Baden-Württemberg Krise bei Bosch: Streiks nicht mehr ausgeschlossen
Bei Bosch sollen Tausende Arbeitsplätze in den nächsten Jahren abgebaut werden. Dagegen wollen Arbeitnehmervertreter und Gewerkschaften jetzt noch stärker Widerstand leisten.
Die Situation für die Bosch-Beschäftigten sei absolut unerträglich, sagte der stellvertretende Aufsichtsratsvorsitzende und Gesamtbetriebsratschef Frank Sell. Nach der Ankündigung des Konzerns, alleine in der Automobilsparte die Zahl der zu streichenden Stellen weiter zu erhöhen, sei die Stimmung in den Betriebsversammlungen sehr emotional gewesen.
Bosch Personalchef: Keine betriebsbedingten Kündigungen
Für den Konzern erklärte Personalchef Stefan Grosch, die wirtschaftlichen Perspektiven hätten sich im zweiten Halbjahr deutlich verschlechtert. Deshalb habe man die Pläne zum Stellenabbau verschärfen müssen. Auch in Zukunft seien entsprechende Anpassungen nicht ausgeschlossen.

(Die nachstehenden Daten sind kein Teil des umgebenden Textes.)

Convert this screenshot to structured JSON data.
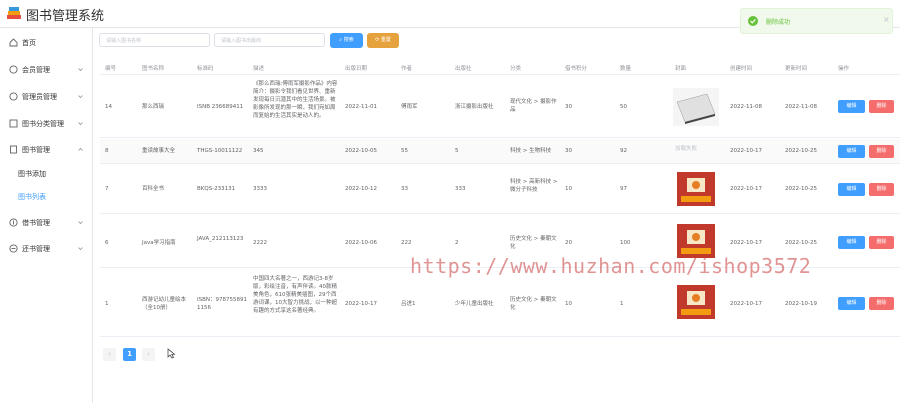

Grosch betonte, man stehe zu allen mit den Arbeitnehmern getroffenen Vereinbarungen, wie etwa den Ausschluss betriebsbedingter Kündigungen in der Automobilsparte bis Ende 2027.
Bosch verhandelte bislang nur mit einzelnen Standorten
Der Bosch-Betriebsrat forderte die Geschäftsleitung auf, die Salami-Taktik bei der Ankündigung von Stellenstreichungen zu beenden. Jetzt müsse über ein Zukunftskonzept für die Beschäftigten und die Standorte im ganzen Konzern gesprochen werden, so der Betriebsrat. Bislang verhandelt Bosch jeweils nur an den einzelnen Standorten.
Streiks bei Bosch nicht ausgeschlossen
Nach Angaben der Arbeitnehmervertreter werden jetzt Protestaktionen für das neue Jahr vorbereitet. Dabei könnte es auch zu Streiks kommen. Gesamtbetriebsratschef Sell meinte, er gehe davon aus, dass Argumente allein nicht ausreichen werden.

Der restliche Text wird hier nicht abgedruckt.